Yaşam Becerileri Psikoloji Dergisi (Jun 2024)

Investigation of Transfered Psychological Trauma, Psychological Resilience, Anxiety and Obsessive Compulsive Disorder in Second and Third-Generation Turkish Cypriots

  • Bekir Erbekir,
  • Cemaliye Direktör

DOI
https://doi.org/10.31461/ybpd.1425314
Journal volume & issue
Vol. 8, no. 15
pp. 51 – 66

Abstract

Read online

The aim of the research is to examine the psychological trauma, anxiety and obsessive-compulsive disorders related to these struggles in the second and third parts, based on the reality of the parents of the survivors of the 1974 Cyprus War, that is, the parents of today's young parents, generation Turkish Cypriots.
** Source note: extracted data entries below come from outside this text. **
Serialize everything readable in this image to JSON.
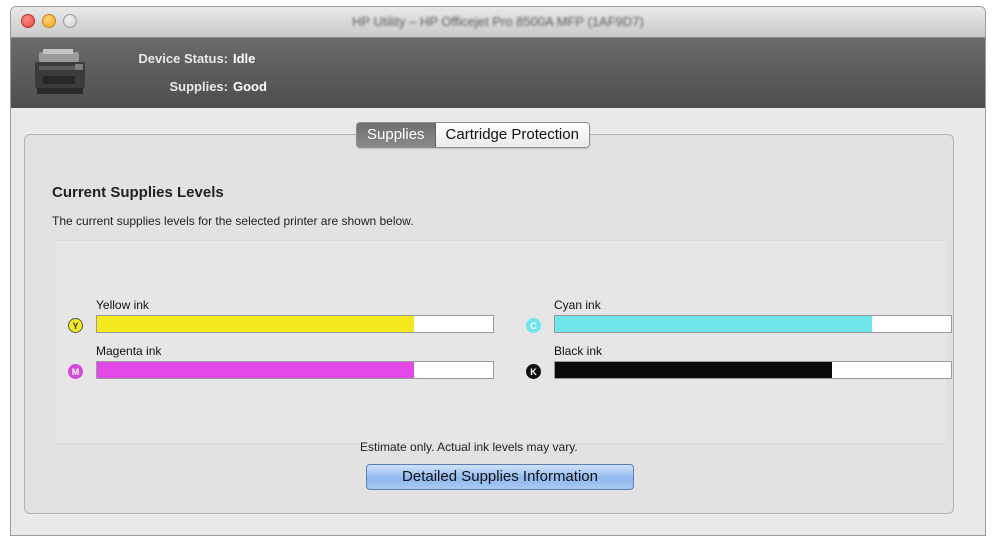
{
  "window": {
    "title": "HP Utility – HP Officejet Pro 8500A MFP (1AF9D7)"
  },
  "header": {
    "device_status_label": "Device Status:",
    "device_status_value": "Idle",
    "supplies_label": "Supplies:",
    "supplies_value": "Good"
  },
  "tabs": [
    {
      "label": "Supplies",
      "active": true
    },
    {
      "label": "Cartridge Protection",
      "active": false
    }
  ],
  "section": {
    "title": "Current Supplies Levels",
    "description": "The current supplies levels for the selected printer are shown below."
  },
  "inks": [
    {
      "label": "Yellow ink",
      "letter": "Y",
      "level": 0.8,
      "color": "#f4e81e",
      "circle_bg": "#f4e81e",
      "circle_fg": "#333333"
    },
    {
      "label": "Cyan ink",
      "letter": "C",
      "level": 0.8,
      "color": "#6ee6ec",
      "circle_bg": "#6ee6ec",
      "circle_fg": "#ffffff"
    },
    {
      "label": "Magenta ink",
      "letter": "M",
      "level": 0.8,
      "color": "#e248e6",
      "circle_bg": "#d44ad8",
      "circle_fg": "#ffffff"
    },
    {
      "label": "Black ink",
      "letter": "K",
      "level": 0.7,
      "color": "#0a0a0a",
      "circle_bg": "#111111",
      "circle_fg": "#ffffff"
    }
  ],
  "estimate_note": "Estimate only. Actual ink levels may vary.",
  "detail_button_label": "Detailed Supplies Information"
}
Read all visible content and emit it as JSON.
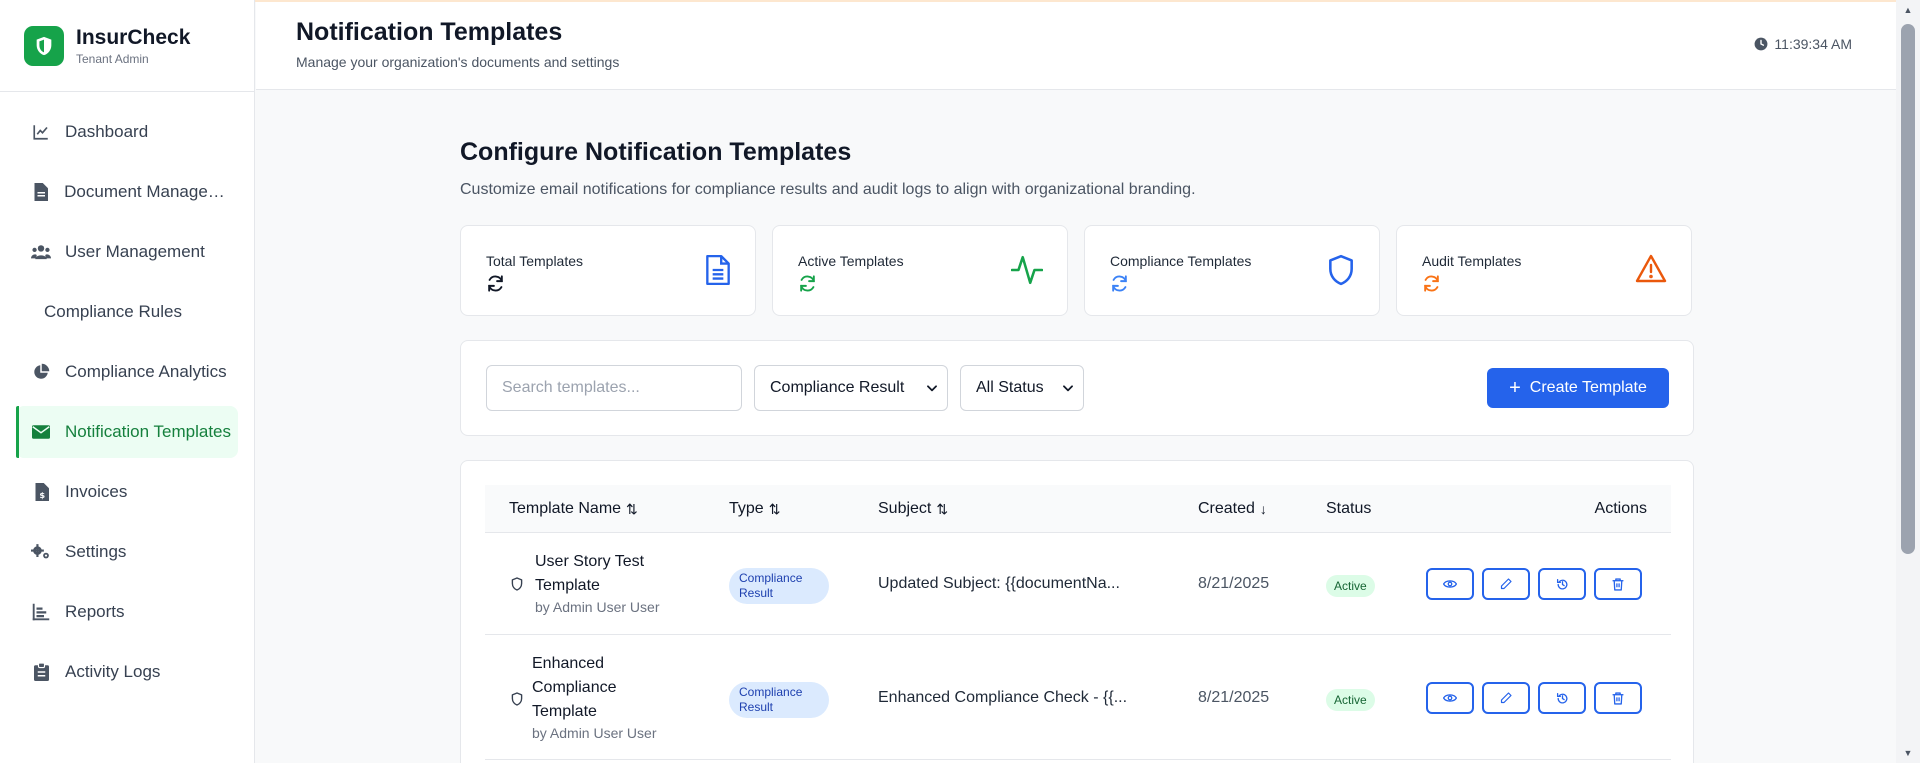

Data observed with the Transferred Psychological Trauma Scale, Beck Anxiety Scale, DSM-5 Repetitive Thoughts and Behaviors Scale, Brief Psychological Resilience Scale and Demographic Information Form were analyzed with t-test and ANOVA tests performed independently on SPSS 27. The research model was conducted with a total of 305 people, 195 women and 110 men, from the second and third generation individuals who experienced the war in the 1974 war. Psychological trauma and its sub-dimensions transferred according to the relationships obtained do not differ according to gender. Additionally, the psychological trauma transferred to women whose mothers migrated from the village during the war differs from women whose mothers were psychologically resilient and migrated from other sources of support. However, those whose mothers migrated from a Turkish village differ significantly from others in terms of family recovery and anxiety. However, in the mother's migration variable, while the patient's level of psychological resilience and the sub-dimensions of the psychological trauma, emotional-behavioral change and family dissolution, show a significant difference, the father's degree of psychological resilience does not differ. On the other hand, while there is no difference in the psychological traumas experienced by mothers during the separation process, there is a significant difference in the active participation of separated fathers in the conflict. A similar transfer of this handling of care into the future allows for the inclusion of hoarding performance in addition to the variables of psychological trauma and anxiety conveyed.